Whilst i can’t speak for every autistic, we are all so different, some general and standard tips would be to as soon as immediately possible, take them to a quiet place. This gives us time to process and regulate our thoughts and emotions.
- If you’re with someone who’s experienced one of the two, try to be calm and composed. During a time where someone is going through so much internally, it can be tempting to get frustrated and upset with them but it will only make matters worse. Be careful of your tone of voice as any slight hint of agitation can immediately spike their meltdown or shutdown again, as we will be feeling very fragile and sensitive during these moments.
- Avoid asking them lots of questions, this can be overwhelming and overload them even more. Ask one question at a time so that our brains can easily process what we need to reply with during this stressful experience.
- Some people in either instance can become non-speaking – give them an option to communicate that doesn’t require verbal communication. Giving them a pen and paper can really help, or if they or you have any app that supports text to speech, please give them your phone to do this (or ask them if they have one, to use their text to speech/AAC app).

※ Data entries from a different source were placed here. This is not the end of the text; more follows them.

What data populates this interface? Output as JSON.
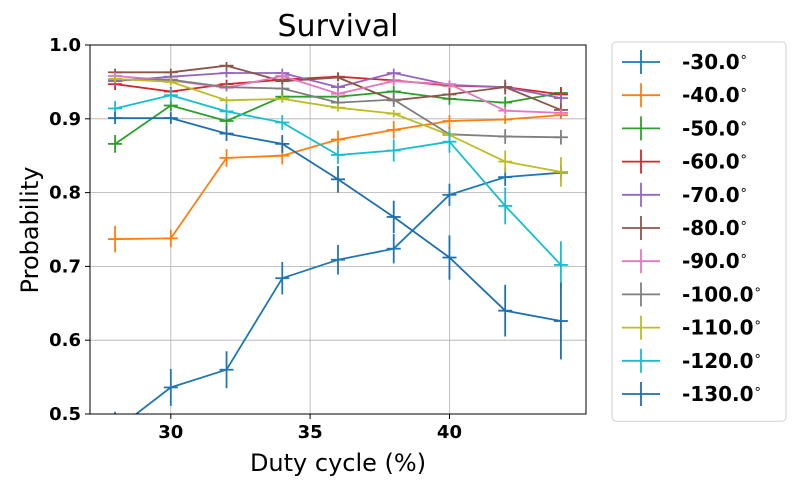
{
  "chart_data": {
    "type": "line",
    "title": "Survival",
    "xlabel": "Duty cycle (%)",
    "ylabel": "Probability",
    "xlim": [
      27.1,
      44.9
    ],
    "ylim": [
      0.5,
      1.0
    ],
    "xticks": [
      30,
      35,
      40
    ],
    "yticks": [
      0.5,
      0.6,
      0.7,
      0.8,
      0.9,
      1.0
    ],
    "xtick_labels": [
      "30",
      "35",
      "40"
    ],
    "ytick_labels": [
      "0.5",
      "0.6",
      "0.7",
      "0.8",
      "0.9",
      "1.0"
    ],
    "grid": true,
    "legend_position": "outside-right",
    "x": [
      28,
      30,
      32,
      34,
      36,
      38,
      40,
      42,
      44
    ],
    "series": [
      {
        "name": "-30.0$^\\circ$",
        "label_text": "-30.0",
        "color": "#1f77b4",
        "values": [
          0.478,
          0.536,
          0.56,
          0.684,
          0.709,
          0.724,
          0.797,
          0.821,
          0.827
        ],
        "errors": [
          0.025,
          0.025,
          0.025,
          0.022,
          0.02,
          0.02,
          0.015,
          0.012,
          0.01
        ]
      },
      {
        "name": "-40.0$^\\circ$",
        "label_text": "-40.0",
        "color": "#ff7f0e",
        "values": [
          0.737,
          0.738,
          0.847,
          0.85,
          0.872,
          0.885,
          0.897,
          0.899,
          0.905
        ],
        "errors": [
          0.018,
          0.012,
          0.012,
          0.012,
          0.012,
          0.012,
          0.008,
          0.006,
          0.005
        ]
      },
      {
        "name": "-50.0$^\\circ$",
        "label_text": "-50.0",
        "color": "#2ca02c",
        "values": [
          0.866,
          0.918,
          0.897,
          0.93,
          0.93,
          0.937,
          0.927,
          0.922,
          0.935
        ],
        "errors": [
          0.012,
          0.008,
          0.008,
          0.008,
          0.008,
          0.008,
          0.008,
          0.008,
          0.008
        ]
      },
      {
        "name": "-60.0$^\\circ$",
        "label_text": "-60.0",
        "color": "#d62728",
        "values": [
          0.947,
          0.937,
          0.947,
          0.953,
          0.957,
          0.952,
          0.945,
          0.943,
          0.933
        ],
        "errors": [
          0.008,
          0.006,
          0.006,
          0.006,
          0.006,
          0.006,
          0.006,
          0.006,
          0.01
        ]
      },
      {
        "name": "-70.0$^\\circ$",
        "label_text": "-70.0",
        "color": "#9467bd",
        "values": [
          0.951,
          0.957,
          0.962,
          0.962,
          0.943,
          0.962,
          0.946,
          0.943,
          0.928
        ],
        "errors": [
          0.006,
          0.006,
          0.006,
          0.006,
          0.006,
          0.006,
          0.006,
          0.006,
          0.006
        ]
      },
      {
        "name": "-80.0$^\\circ$",
        "label_text": "-80.0",
        "color": "#8c564b",
        "values": [
          0.963,
          0.963,
          0.972,
          0.951,
          0.956,
          0.925,
          0.933,
          0.943,
          0.912
        ],
        "errors": [
          0.005,
          0.005,
          0.005,
          0.005,
          0.005,
          0.005,
          0.008,
          0.01,
          0.01
        ]
      },
      {
        "name": "-90.0$^\\circ$",
        "label_text": "-90.0",
        "color": "#e377c2",
        "values": [
          0.958,
          0.952,
          0.942,
          0.958,
          0.934,
          0.951,
          0.947,
          0.911,
          0.908
        ],
        "errors": [
          0.005,
          0.005,
          0.005,
          0.005,
          0.005,
          0.005,
          0.005,
          0.005,
          0.005
        ]
      },
      {
        "name": "-100.0$^\\circ$",
        "label_text": "-100.0",
        "color": "#7f7f7f",
        "values": [
          0.953,
          0.953,
          0.943,
          0.941,
          0.922,
          0.926,
          0.879,
          0.876,
          0.875
        ],
        "errors": [
          0.005,
          0.005,
          0.005,
          0.005,
          0.005,
          0.01,
          0.01,
          0.01,
          0.01
        ]
      },
      {
        "name": "-110.0$^\\circ$",
        "label_text": "-110.0",
        "color": "#bcbd22",
        "values": [
          0.954,
          0.95,
          0.925,
          0.927,
          0.915,
          0.907,
          0.878,
          0.842,
          0.828
        ],
        "errors": [
          0.005,
          0.005,
          0.005,
          0.005,
          0.005,
          0.005,
          0.008,
          0.015,
          0.02
        ]
      },
      {
        "name": "-120.0$^\\circ$",
        "label_text": "-120.0",
        "color": "#17becf",
        "values": [
          0.914,
          0.932,
          0.91,
          0.895,
          0.851,
          0.857,
          0.869,
          0.782,
          0.702
        ],
        "errors": [
          0.01,
          0.01,
          0.01,
          0.01,
          0.012,
          0.015,
          0.015,
          0.025,
          0.032
        ]
      },
      {
        "name": "-130.0$^\\circ$",
        "label_text": "-130.0",
        "color": "#1f6fae",
        "values": [
          0.901,
          0.901,
          0.88,
          0.866,
          0.818,
          0.767,
          0.712,
          0.64,
          0.626
        ],
        "errors": [
          0.008,
          0.008,
          0.01,
          0.012,
          0.018,
          0.022,
          0.03,
          0.035,
          0.052
        ]
      }
    ]
  }
}
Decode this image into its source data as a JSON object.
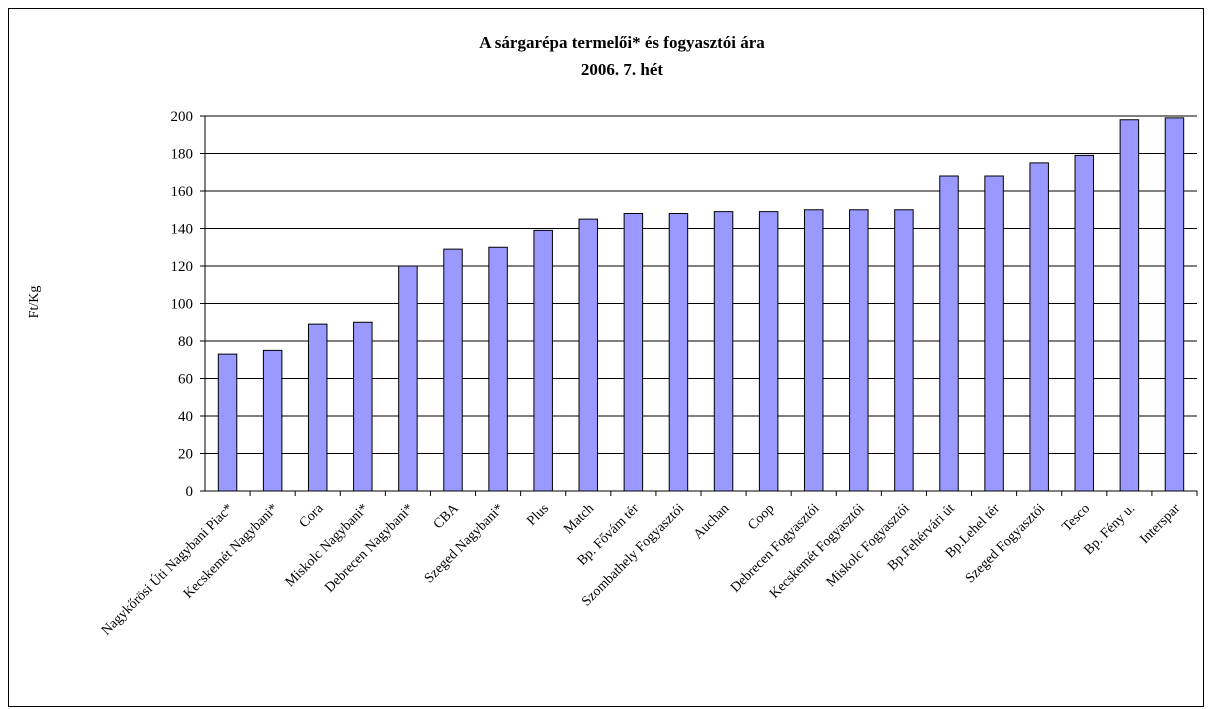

- Get them a drink and/or something to eat. Having a meltdown uses a lot of blood sugar and energy and they will be very exhausted. It can help calm some people down. If they like hot drinks get them a hot drink to sip on while they come back down again.
- sometimes some autistic people feel calmer with pressure therapy, being held or having a weighted blanket on them can calm them down – ask them would they like you to hold them or place a blanket on them.